国営飛鳥歴史公園は、奈良県高市郡明日香村に広がる、日本の古代史を代表する国営公園です。7世紀に日本の宮都が置かれた「飛鳥」の地に整備されたこの公園は、中央集権律令国家が誕生した時代の歴史的舞台を、自然とともに体感できる貴重な空間となっています。

飛鳥時代(592年~710年)は、日本が国家としての形を整え始めた重要な時期であり、仏教の本格的な受容、律令制度の基礎確立、外交や文化の発展など、日本史における大きな転換点が集中しています。国営飛鳥歴史公園は、こうした日本の原点ともいえる歴史と、明日香の美しい自然景観を守り、次世代へ伝えることを目的として整備されました。

段階的に整備された五つの地区

国営飛鳥歴史公園は、昭和46年度から段階的に整備が進められ、以下の五つの地区から構成されています。総面積は約60ヘクタールにおよび、これは甲子園球場およそ15個分に相当する広さです。

高松塚周辺地区

高松塚周辺地区は、公園の玄関口として位置づけられ、アクセスの良さが特長です。この地区には、飛鳥探訪の出発点となる国営飛鳥歴史公園館があり、立体模型や映像、タッチパネルを用いて飛鳥地方の歴史や史跡を分かりやすく紹介しています。

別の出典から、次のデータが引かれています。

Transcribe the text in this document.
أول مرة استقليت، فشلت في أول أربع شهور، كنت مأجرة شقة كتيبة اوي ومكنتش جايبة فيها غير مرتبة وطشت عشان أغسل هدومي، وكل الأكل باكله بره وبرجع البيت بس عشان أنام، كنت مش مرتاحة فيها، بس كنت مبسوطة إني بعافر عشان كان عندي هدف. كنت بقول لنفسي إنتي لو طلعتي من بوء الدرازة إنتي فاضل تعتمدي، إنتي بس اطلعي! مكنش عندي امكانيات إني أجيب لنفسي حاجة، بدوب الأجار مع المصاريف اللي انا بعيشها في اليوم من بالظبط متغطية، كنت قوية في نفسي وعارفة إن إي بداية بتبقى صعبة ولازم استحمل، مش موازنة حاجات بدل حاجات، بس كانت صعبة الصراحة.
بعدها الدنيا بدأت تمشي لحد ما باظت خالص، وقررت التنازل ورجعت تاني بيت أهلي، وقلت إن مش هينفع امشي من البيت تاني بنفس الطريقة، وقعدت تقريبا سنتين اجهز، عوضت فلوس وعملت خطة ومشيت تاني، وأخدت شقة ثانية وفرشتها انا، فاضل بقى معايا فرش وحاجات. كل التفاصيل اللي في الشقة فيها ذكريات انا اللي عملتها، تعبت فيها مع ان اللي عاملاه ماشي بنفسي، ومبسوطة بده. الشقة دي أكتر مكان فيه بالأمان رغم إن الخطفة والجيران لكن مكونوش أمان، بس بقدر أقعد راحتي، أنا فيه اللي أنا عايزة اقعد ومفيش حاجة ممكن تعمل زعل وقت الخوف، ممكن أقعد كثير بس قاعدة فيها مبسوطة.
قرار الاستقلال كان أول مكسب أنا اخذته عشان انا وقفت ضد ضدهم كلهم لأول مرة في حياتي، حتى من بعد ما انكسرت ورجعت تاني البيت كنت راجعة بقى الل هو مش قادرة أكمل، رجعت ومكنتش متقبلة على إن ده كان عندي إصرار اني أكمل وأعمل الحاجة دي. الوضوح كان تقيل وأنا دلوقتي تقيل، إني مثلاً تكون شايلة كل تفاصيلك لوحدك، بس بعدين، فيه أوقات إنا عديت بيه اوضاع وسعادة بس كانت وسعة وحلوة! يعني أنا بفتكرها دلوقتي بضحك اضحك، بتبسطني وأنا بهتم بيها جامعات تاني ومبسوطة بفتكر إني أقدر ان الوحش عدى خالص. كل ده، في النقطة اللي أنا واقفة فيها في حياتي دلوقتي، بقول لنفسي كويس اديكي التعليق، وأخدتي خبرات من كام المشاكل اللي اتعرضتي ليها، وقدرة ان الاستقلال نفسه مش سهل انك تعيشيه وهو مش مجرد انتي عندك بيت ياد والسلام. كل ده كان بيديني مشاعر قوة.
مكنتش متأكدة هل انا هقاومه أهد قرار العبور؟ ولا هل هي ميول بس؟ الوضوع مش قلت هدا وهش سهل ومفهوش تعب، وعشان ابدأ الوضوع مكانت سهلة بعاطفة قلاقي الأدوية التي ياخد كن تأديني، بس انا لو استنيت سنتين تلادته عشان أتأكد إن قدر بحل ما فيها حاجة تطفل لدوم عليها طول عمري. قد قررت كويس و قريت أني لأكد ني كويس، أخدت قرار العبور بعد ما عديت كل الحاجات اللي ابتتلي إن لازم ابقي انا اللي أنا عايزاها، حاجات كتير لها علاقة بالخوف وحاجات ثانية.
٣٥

また、1972年に極彩色の壁画(国宝)が発見された高松塚古墳があり、隣接する高松塚壁画館では、石槨内部の模型や壁画の精密な模写、出土品の再現展示を見ることができます。さらに、星宿をモチーフにした星宿広場など、歴史とロマンを感じさせる空間が整えられています。

石舞台地区

石舞台地区の中心となるのが、日本最大級の方墳として知られる石舞台古墳です。この古墳は、飛鳥時代の有力豪族である蘇我馬子の墓と伝えられ、巨大な石室が露出した独特の姿は、飛鳥を代表する景観の一つです。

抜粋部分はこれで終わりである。